Ketika dihadapkan dengan ratusan siswa, ketika mengajar di progran KIPAS TS yang merupakan singkatan dari Kajian Ilmu Pendidikan Agama Islam Telkom School, ada perasaan campur aduk dalam hati saya. Antara bangga dan tanggung jawab yang besar harus saya seimbangkan. Bangga, karena saya merasa beruntung bisa mendapatkan kesempatan untuk berbicara di depan ratusan siswa cerdas dan kritis.
Sedangkan rasa tanggung jawab yang besar adalah karena saya paham betul meskipun saya boleh berbicara membawa nama saya sebagai guru tamu, sayaa pun bekewajiban untuk memberikan yang terbaik demi nama baik sekolah yang memandatkan tugas kepada saya.
Terlebih jika bahasan-bahasan yang ditugaskan adalah bahasan yang prinsip, seperti bahasna keagamaan.

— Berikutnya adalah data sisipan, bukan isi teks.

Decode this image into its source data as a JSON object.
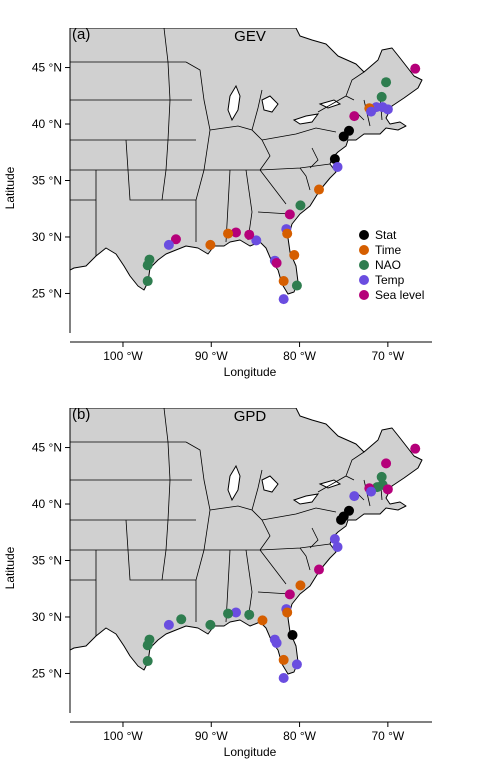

Jelas, saya sangat harus berhati-hati menyampaikannya. Selain karena khawatir akan menimbulkan masalah terkait khilafiyah saya pun merasa kurang mumpuni karena di sana terdapat guru-guru PAI yang wawasannya jelas jauh lebih luas soal ilmu agama.
Meskipun saya sarjana pendidikan islam, dan lulusan program Magister Pendidikan Agama Islam, tetap saja, diri ini merasa kurang pantas untuk membahas soal agama terlalu dalam.
Lantas itu pula sebenarnya alasan mengapa saya lebih senang jika dikenalkan sebagai Diantika IE saja, tanpa embel-embel gelar di belakangnya. Jika ditulis dengan gelar, S,Pd,I, maka malu lah saya dengan huruf “I” di sana. Ketika huruf “I” di belakang gelar itu identik dengan kemampuan dakwah yang hebat, saya? Ah, saya bukanlah apa-apa.
Jetika yang lain sudah mampu menjadi ustadzah dan mubalighoh dan berceramah di sana-sini, saya belajar agama hanya untuk digunakan oleh saya sendiri. Hm, kalaupun terpaksa harus mencantumkan gelar, nyatanya saya cukup merasa amanjika menggunakan dengan gelar, M.Pd., tanpa huruf “I” alhamdulillah. He he.
Oh iya, lanjutkan soal pembahasan menjadi guru tamu di SMP Telkom Bandung. Menjadi guru tamu di sekolah yang beralamat di Jalan Radio Palasari Dayeuh Kolot tersebut, sesungguhnya merupakan ajang belajar yang luar biasa bagi saya. Selain mengasah kemampuan dalam mengajar dan berbicara di depan ratusan siswa, saya juga banyak belajar dari sistem, dari kekompakan guru dan staf, dari cara pengelolaan sekolah yang baik seperti itu seperti apa.
Meskipun tidak secara langsung menyengaja mewawancarai, insting saya berkata bahwa SMP Telkom memang layak dijadikan sebagai contoh. Baik dari segi pengelolaan sekolah, pengelolaan kelas, sistem PPDB, kerja sama dengan orangtua, serta soal inovasi-inovasi pendidikan yang bisa dilakukan selama masa pandemi dewasa ini.
Saya sama sekali tidak bermaksud meniru ide, ata apapun dari SMP Telkom. Jika saya berniat, maka akan saya lakukan sejak dulu. Namun yang saya rasakan adalah, setiap pulang dari sana, selalu muncul ide baru yang terinspirasi dari penemuan yang saya dapatkan selama di sana.
Keramahan para guru, teknik menyelenggarakan acara, dan lain sebagainya. Apa yang saya lihat adalah modal dasar semangat, bahwa suatu saat sekolah tempat saya mengabdi pun harus bisa sebesar bahkan lebih besar dari kondisi SMP Telkom saat ini.
Sekolah tempat saya mengabdi adalah TK dan SD, jelas tidak bisa menyaingi jenjang SMP. Namun apa boleh buat, saya sudah merasa terlanjur jatuh cinta. Mengidolakan SMP Telkom sebagai sekolah terbaik yang pernah saya datangi. Itu saja.